Author : Shams-Ul-Haq Syed
Advisor : Dr. Manton Matthews
Date : December 11, 2023
Time: 11 am – 1 pm
Place : Meeting room 2267 (Innovation Building)
The degree of hardware level parallelism offered by today’s GPU architecture makes it ideal for problem domains with massive inherent parallelism potential, fields such as computer vision, image processing, graph theory and graph computations. We have identified three problem areas for purpose of this research dissertation, under the umbrella of performance improvement by harnessing the power of GPUs for novel applications. The first area is concerned with k-vertex connectivity in graph theory, the second area deals performance evaluation using extended roofline models for GPU parallel applications and finally the third problem area is related to synthesis 3D printable objects from 2D images.
In this thesis we examined k-vertex connectivity in undirected graphs, its applications and measure the performance of GPU computations using the CUDA Toolkit. Matthews and Sumner in 1984 presented the conjecture that every 4-connected claw-free graph is Hamiltonian. In the initial paper  it was shown that every 3-connected claw-free graph on fewer than 20 vertices is Hamiltonian. Over the years there have been several papers establishing the result for connectivity higher than 4. So, all that remains is the case for 4 connected claw-free graphs conjectured by C. Thomassen . We present a new CUDA based parallel k-vertex connectivity test algorithm to determine the connectivity of any vi given claw-free graph. The parallel algorithm is several orders of magnitude faster when compared to the serial counterpart. It is a major step towards efficiently finding whether the conjecture holds for graphs with connectivity exactly equal to 4. Our parallel algorithm can also be applied to find the value of k (connectedness) for a given graph. It is validated using number of different types of graphs such as complete graphs, complete bipartite graphs, and chorded cycle graphs of sizes ranging from 𝐺𝑛,𝑘 , 20 ≤ 𝑛 ≤ 300.
For GPU architecture we proposed the unified cache aware roofline model which provides better insights by capturing details such as memory transfers between host and device. Unlike traditional roofline models that strictly focused on memory bandwidth and computation performance of either only CPU or GPU. Our model provides more holistic picture of application performance in a single view by capturing computations on CPUs and GPUs along with the data transfers from host to device including theoretical bandwidths of host and device memories.
Finally, a novel approach to synthesize 3D printable objects from a single input image source is presented.

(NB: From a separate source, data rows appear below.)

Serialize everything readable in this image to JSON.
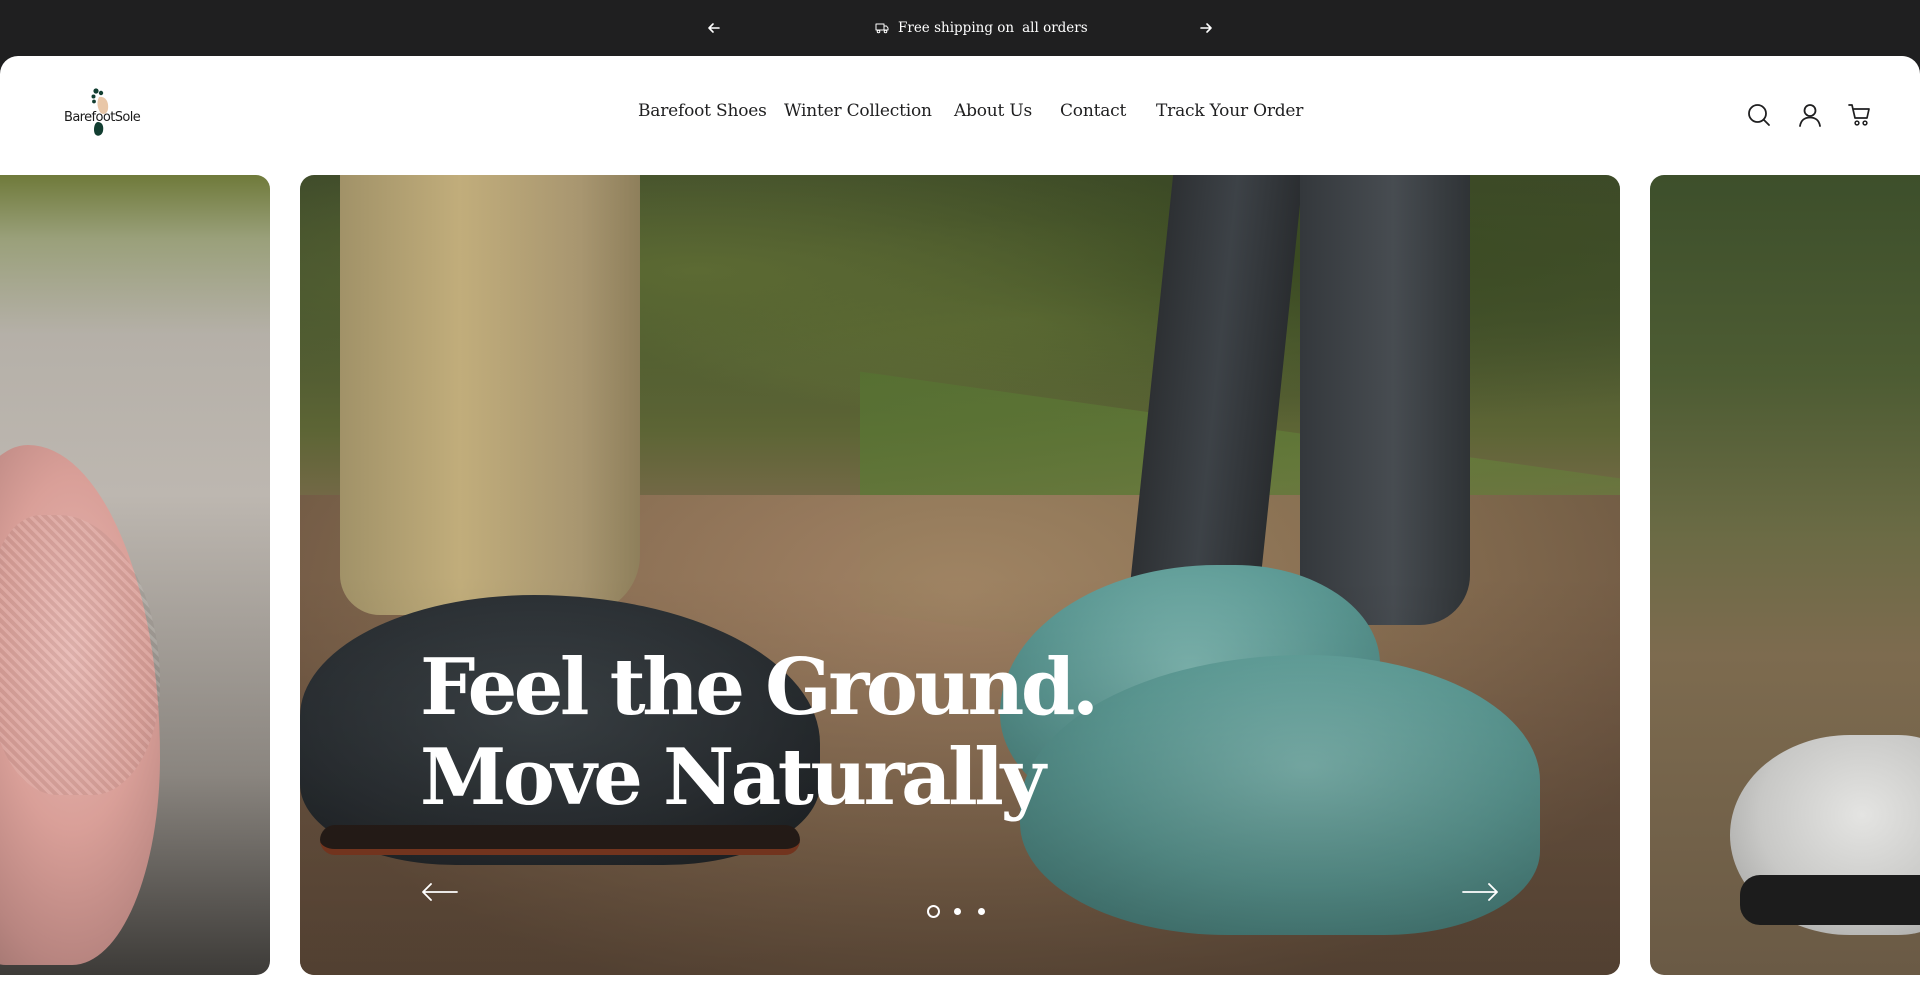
{
  "announcement": {
    "text_before": "Free shipping on",
    "link_text": "all orders"
  },
  "brand": {
    "name": "BarefootSole"
  },
  "nav": {
    "items": [
      "Barefoot Shoes",
      "Winter Collection",
      "About Us",
      "Contact",
      "Track Your Order"
    ]
  },
  "header_icons": [
    "search-icon",
    "account-icon",
    "cart-icon"
  ],
  "hero": {
    "title_line1": "Feel the Ground.",
    "title_line2": "Move Naturally",
    "slide_count": 3,
    "active_slide": 1
  },
  "colors": {
    "announcement_bg": "#1f1f20",
    "header_bg": "#ffffff",
    "text": "#1f1f20",
    "hero_text": "#ffffff"
  }
}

The algorithm employs probabilistic machine learning based framework along with multiple shapes and depth cues such as manifolds, contours, gradients, and prior knowledge about the shapes to generate a plausible 3D model from a single 2D image. Our algorithm intelligently combines isolated shapes into a single object while retaining their relative positions. It also considers minimal 3D printable area vii and strength while generating watertight mesh object. Consequently, the resultant 3D model is 3D printer compatible; and the actual 3D printed object is sturdy and less prone to breakage. In addition, our scalable algorithm runs in a quadratic time of the size of the image. The preliminary results have demonstrated several different 2D images turned into actual 3D printed objects that are sturdy and aesthetically pleasing.